The agency's chief of space operations, Bill Gerstenmaier, says NASA wind tunnels are limited in their ability to simulate these forces, so the only thing to do now is to subject the redesigned tank foam to real launch conditions.

"We're really pushing the state of the art of our analysis in wind tunnel capabilities, so at some point, you really need to go to flight, and you need to go to flight with some instrumentation so you can monitor that performance and see how the design you have put together with the best of your engineering capabilities actually performs in flight," he said.

NASA found during last July's mission of the shuttle Discovery, the first since Columbia's demise two-and-a-half years earlier, that foam shedding was still a problem. So it imposed a second flight moratorium and went back to work on the fuel tank's foam design.

The agency plans to lift that flight ban in July and send Discovery to the International Space Station.

The chief of shuttle operations, Wayne Hale, says flying without further planned modifications presents some risks. But he says the existing changes have altered the fuel tank's aerodynamics and NASA wants to see how the unit acts before making any more alterations.

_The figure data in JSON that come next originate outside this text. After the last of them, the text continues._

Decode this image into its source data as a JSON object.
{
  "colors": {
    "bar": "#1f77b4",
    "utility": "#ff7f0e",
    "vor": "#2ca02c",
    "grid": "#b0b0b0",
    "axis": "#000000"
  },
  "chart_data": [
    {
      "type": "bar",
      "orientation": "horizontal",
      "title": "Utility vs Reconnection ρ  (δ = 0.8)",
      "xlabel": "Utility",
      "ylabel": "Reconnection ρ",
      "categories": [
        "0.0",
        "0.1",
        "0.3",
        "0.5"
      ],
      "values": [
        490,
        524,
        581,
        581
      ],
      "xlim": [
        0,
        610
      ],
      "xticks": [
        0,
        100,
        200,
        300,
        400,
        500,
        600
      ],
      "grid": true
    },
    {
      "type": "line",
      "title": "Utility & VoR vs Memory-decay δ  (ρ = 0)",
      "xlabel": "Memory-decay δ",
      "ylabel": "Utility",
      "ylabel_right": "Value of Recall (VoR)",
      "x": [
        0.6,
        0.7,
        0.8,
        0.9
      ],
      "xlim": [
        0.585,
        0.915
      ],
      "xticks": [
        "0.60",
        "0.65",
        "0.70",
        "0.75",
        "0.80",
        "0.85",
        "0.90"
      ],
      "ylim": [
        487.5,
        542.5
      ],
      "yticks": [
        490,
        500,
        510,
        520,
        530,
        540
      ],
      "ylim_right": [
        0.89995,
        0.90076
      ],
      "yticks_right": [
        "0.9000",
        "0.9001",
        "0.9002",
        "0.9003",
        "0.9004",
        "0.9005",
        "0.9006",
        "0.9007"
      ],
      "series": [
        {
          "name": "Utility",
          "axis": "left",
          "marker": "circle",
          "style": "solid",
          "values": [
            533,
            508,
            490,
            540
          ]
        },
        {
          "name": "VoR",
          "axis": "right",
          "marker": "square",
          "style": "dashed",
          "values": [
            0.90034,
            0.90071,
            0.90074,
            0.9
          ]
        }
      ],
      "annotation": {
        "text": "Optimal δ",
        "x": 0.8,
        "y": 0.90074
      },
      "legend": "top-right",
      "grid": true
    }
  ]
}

"There was a strong, concerted opinion from several folks that we should wait until we have a good design on these pieces of foam and then change them as well before we go fly," said Mr. Hale. "However, at the end of the day, we came back to the fact that it is appropriate to make one change at a time to take care of the biggest problem that we have, and then work our way to the next situation that we would like to improve."

Hale says the decision was not driven by pressures to return shuttles to flight to complete space station construction.

Discovery's next mission will bring fresh supplies to the outpost and a third crewmember. He is German astronaut Thomas Reiter, the first non-American or non-Russian long-duration crewmember on the station. It has been operating with only two astronauts since the Columbia accident because Russian cargo rockets do not have enough volume to carry goods for more.

NASA plans a second shuttle mission later in the year to test any further fuel tank modifications.